Klasik şairde ızdırap, neredeyse bir yaşam biçimi olmuş ve şiirlerin büyük kısmında ele alınmıştır. Bu duygunun temelinde halka kötü görünmeyi, böylece nefsi arındırmayı esas alan melâmet anlayışının etkisi de bulunmaktadır. Melâmet, klasik şiirde pek çok beyite asıl sevgiliye ulaşma uğruna çekilen eziyete bağlılık ve bu aşkın verdiği eleme tutkunluk olarak yansımıştır. Bunlar “mazoşist rüsvalık”ın duygusal eğilimleri olarak pek çok şairin şiirsel algısında yer etmiştir.

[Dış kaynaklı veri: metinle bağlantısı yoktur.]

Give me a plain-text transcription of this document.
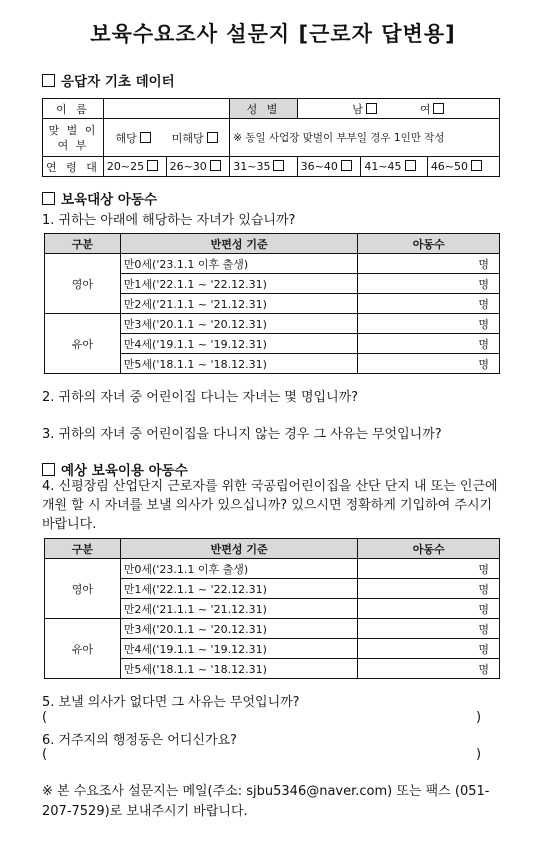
보육수요조사 설문지 [근로자 답변용]
응답자 기초 데이터
이 름			성 별	남 여		
맞 벌 이 여 부	해당 미해당		※ 동일 사업장 맞벌이 부부일 경우 1인만 작성			
연 령 대	20~25	26~30	31~35	36~40	41~45	46~50
보육대상 아동수
1. 귀하는 아래에 해당하는 자녀가 있습니까?
구분	반편성 기준	아동수
영아	만0세('23.1.1 이후 출생)	명
	만1세('22.1.1 ~ '22.12.31)	명
	만2세('21.1.1 ~ '21.12.31)	명
유아	만3세('20.1.1 ~ '20.12.31)	명
	만4세('19.1.1 ~ '19.12.31)	명
	만5세('18.1.1 ~ '18.12.31)	명
2. 귀하의 자녀 중 어린이집 다니는 자녀는 몇 명입니까?
3. 귀하의 자녀 중 어린이집을 다니지 않는 경우 그 사유는 무엇입니까?
예상 보육이용 아동수
4. 신평장림 산업단지 근로자를 위한 국공립어린이집을 산단 단지 내 또는 인근에 개원 할 시 자녀를 보낼 의사가 있으십니까? 있으시면 정확하게 기입하여 주시기 바랍니다.
구분	반편성 기준	아동수
영아	만0세('23.1.1 이후 출생)	명
	만1세('22.1.1 ~ '22.12.31)	명
	만2세('21.1.1 ~ '21.12.31)	명
유아	만3세('20.1.1 ~ '20.12.31)	명
	만4세('19.1.1 ~ '19.12.31)	명
	만5세('18.1.1 ~ '18.12.31)	명
5. 보낼 의사가 없다면 그 사유는 무엇입니까?
(	)
6. 거주지의 행정동은 어디신가요?
(	)
※ 본 수요조사 설문지는 메일(주소: sjbu5346@naver.com) 또는 팩스 (051-207-7529)로 보내주시기 바랍니다.
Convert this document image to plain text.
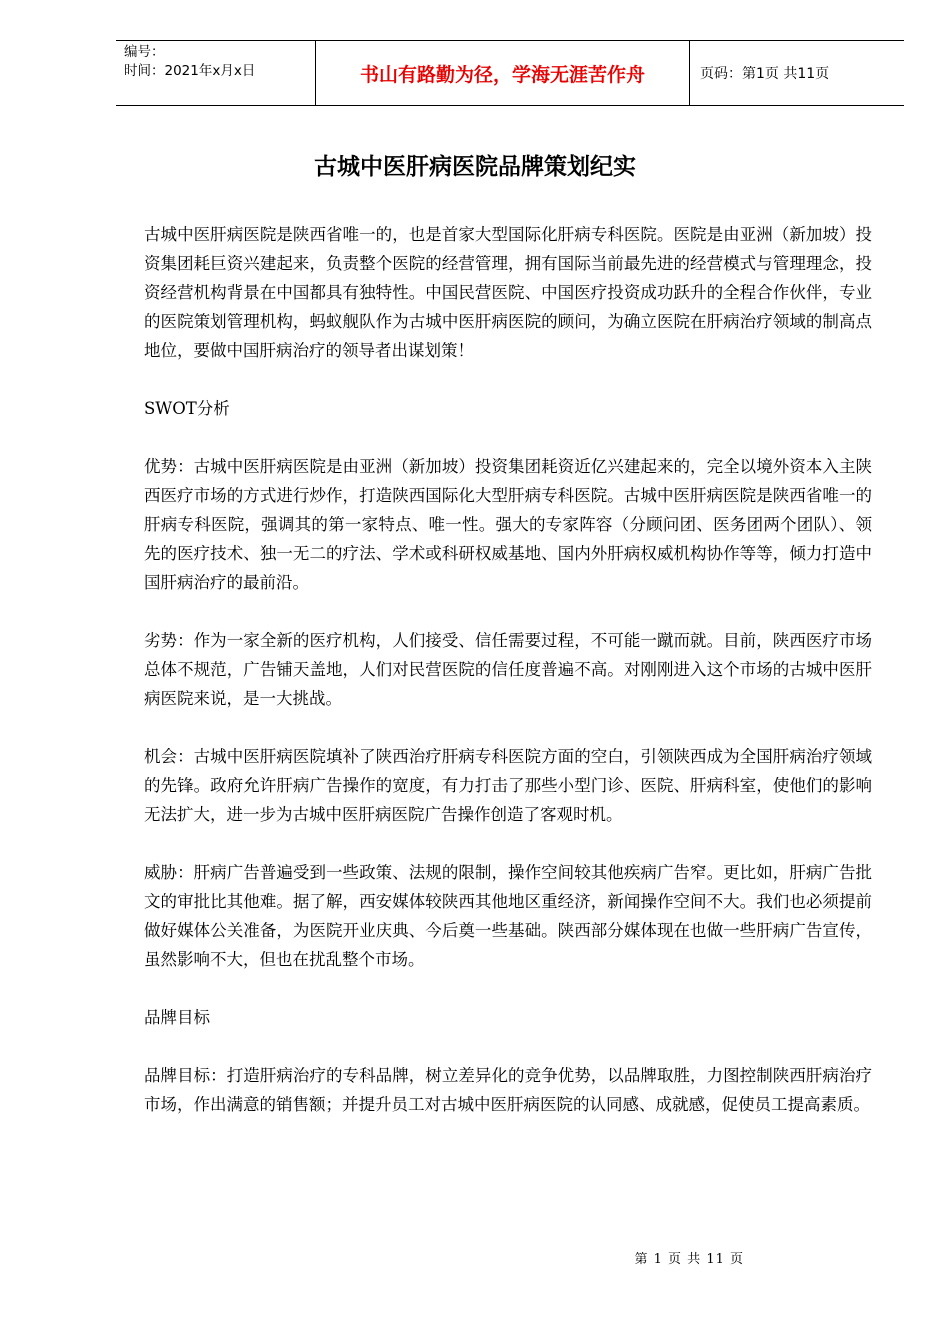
编号：
时间：2021年x月x日	书山有路勤为径，学海无涯苦作舟	页码：第1页 共11页
古城中医肝病医院品牌策划纪实

古城中医肝病医院是陕西省唯一的，也是首家大型国际化肝病专科医院。医院是由亚洲（新加坡）投资集团耗巨资兴建起来，负责整个医院的经营管理，拥有国际当前最先进的经营模式与管理理念，投资经营机构背景在中国都具有独特性。中国民营医院、中国医疗投资成功跃升的全程合作伙伴，专业的医院策划管理机构，蚂蚁舰队作为古城中医肝病医院的顾问，为确立医院在肝病治疗领域的制高点地位，要做中国肝病治疗的领导者出谋划策！

SWOT分析

优势：古城中医肝病医院是由亚洲（新加坡）投资集团耗资近亿兴建起来的，完全以境外资本入主陕西医疗市场的方式进行炒作，打造陕西国际化大型肝病专科医院。古城中医肝病医院是陕西省唯一的肝病专科医院，强调其的第一家特点、唯一性。强大的专家阵容（分顾问团、医务团两个团队）、领先的医疗技术、独一无二的疗法、学术或科研权威基地、国内外肝病权威机构协作等等，倾力打造中国肝病治疗的最前沿。

劣势：作为一家全新的医疗机构，人们接受、信任需要过程，不可能一蹴而就。目前，陕西医疗市场总体不规范，广告铺天盖地，人们对民营医院的信任度普遍不高。对刚刚进入这个市场的古城中医肝病医院来说，是一大挑战。

机会：古城中医肝病医院填补了陕西治疗肝病专科医院方面的空白，引领陕西成为全国肝病治疗领域的先锋。政府允许肝病广告操作的宽度，有力打击了那些小型门诊、医院、肝病科室，使他们的影响无法扩大，进一步为古城中医肝病医院广告操作创造了客观时机。

威胁：肝病广告普遍受到一些政策、法规的限制，操作空间较其他疾病广告窄。更比如，肝病广告批文的审批比其他难。据了解，西安媒体较陕西其他地区重经济，新闻操作空间不大。我们也必须提前做好媒体公关准备，为医院开业庆典、今后奠一些基础。陕西部分媒体现在也做一些肝病广告宣传，虽然影响不大，但也在扰乱整个市场。

品牌目标

品牌目标：打造肝病治疗的专科品牌，树立差异化的竞争优势，以品牌取胜，力图控制陕西肝病治疗市场，作出满意的销售额；并提升员工对古城中医肝病医院的认同感、成就感，促使员工提高素质。

第 1 页 共 11 页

Bu mazoşist eğilimlerin bir kaçını şöyle sıralamak mümkündür: Gönül Mansuru’nu dara çeken derûnî ızdırap hissinin aşırılığı, bedende etten ve baştaki saçtan eser bırakmayan aşırı eziyete meyil ve tutkunluk, gönülde dünyevî bağlardan eser bırakmayan ızdırabı kalbe melâmet taşı gibi işleyen mazoşist bir nefis arındırma/katarsis duygusu.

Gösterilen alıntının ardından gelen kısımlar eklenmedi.